Le masse arabe vogliono sciogliersi da questo sgradevole abbraccio. Stati Uniti e Unione europea hanno supportato le dittature di cui stanno cercando di liberarsi. Queste sono rivolte contro l’universo della miseria permanente, contro un’élite accecata dal suo stesso benessere, dalla corruzione, dalla disoccupazione di massa, dalla tortura, dal giogo dell’Occidente. La riscoperta di una solidarietà araba contro queste repellenti dittature e chi le sostiene è un punto di svolta in Medio Oriente. Si rinnova la memoria storica di una nazione araba che fu brutalmente distrutta subito dopo la guerra del 1967. Il contrasto in termini di leadership non potrebbe essere più evidente. Nonostante le sue debolezze e i suoi molti errori, Gamal Abdel Nasser vide la sconfitta del 1967 come qualcosa di cui doveva accettare la responsabilità. Si dimise. Oltre un milione di egiziani si riversarono nel cuore del Cairo per scongiurarlo di restare al potere. E gli fecero cambiare idea. Morì in carica pochi anni più tardi, piegato e senza soldi. Il suo successore cedette il paese a Washington e a Tel Aviv per un piatto di lenticchie.
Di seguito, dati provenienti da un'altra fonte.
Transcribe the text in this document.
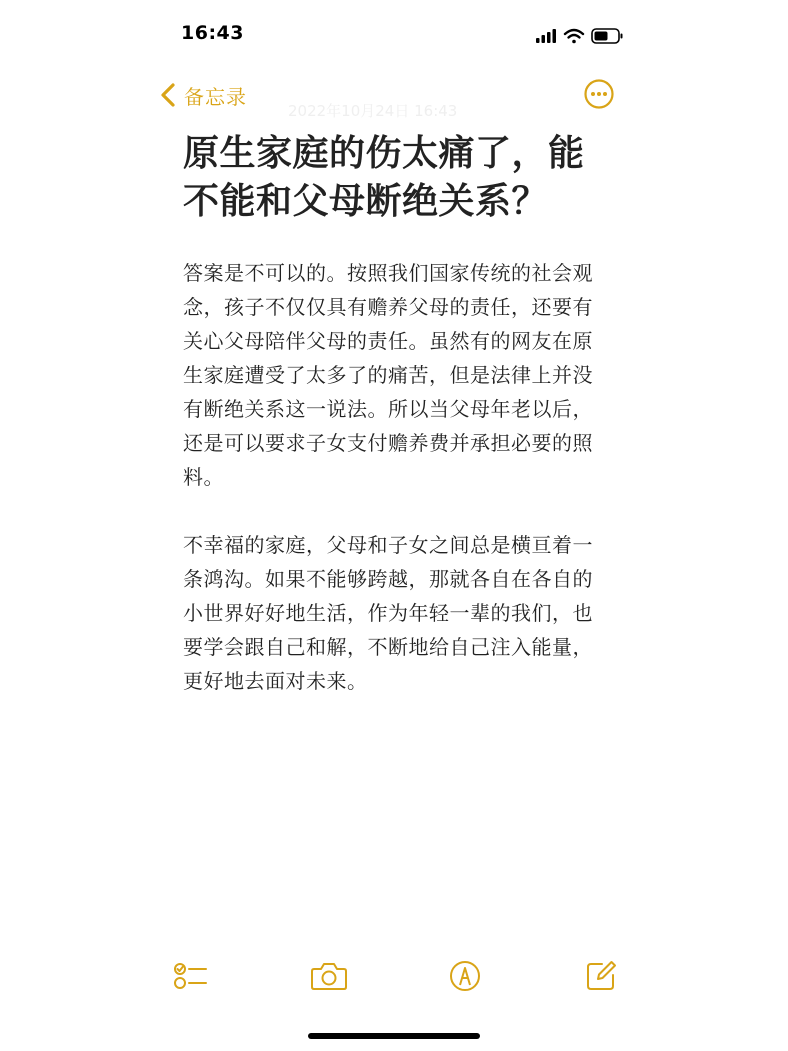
16:43
备忘录
2022年10月24日 16:43
原生家庭的伤太痛了，能不能和父母断绝关系？

答案是不可以的。按照我们国家传统的社会观念，孩子不仅仅具有赡养父母的责任，还要有关心父母陪伴父母的责任。虽然有的网友在原生家庭遭受了太多了的痛苦，但是法律上并没有断绝关系这一说法。所以当父母年老以后，还是可以要求子女支付赡养费并承担必要的照料。

不幸福的家庭，父母和子女之间总是横亘着一条鸿沟。如果不能够跨越，那就各自在各自的小世界好好地生活，作为年轻一辈的我们，也要学会跟自己和解，不断地给自己注入能量，更好地去面对未来。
Gli eventi dell’ultimo mese segnano il primo vero revival del mondo arabo dalla sconfitta del 1967. Le banderuole eternamente all’erta per non capitare mai dalla parte sbagliata della storia, e di conseguenza evitare di sperimentare la sconfitta, sono state colte di sorpresa dalle rivolte. Hanno dimenticato che rivolte e rivoluzioni, modellate dalle circostanze esistenti, accadono quando le masse, le folle, le cittadinanze – chiamatele come volete – decidono che la vita è insopportabile e che non saranno soffocate oltre. Per loro un’infanzia miserabile o un’ingiustizia sono fenomeni naturali come un calcio in faccia per la strada o un brutale interrogatorio dentro una prigione. Ne hanno fatto esperienza, ma se le condizioni continuano ad essere le stesse, diventati adulti si affievolisce in loro la paura di morire. Quando si è raggiunto questo livello, una sola scintilla basta a incendiare l’intera prateria. In questo caso letteralmente, come dimostra la tragedia del piccolo negoziante che si è dato fuoco a Tunisi.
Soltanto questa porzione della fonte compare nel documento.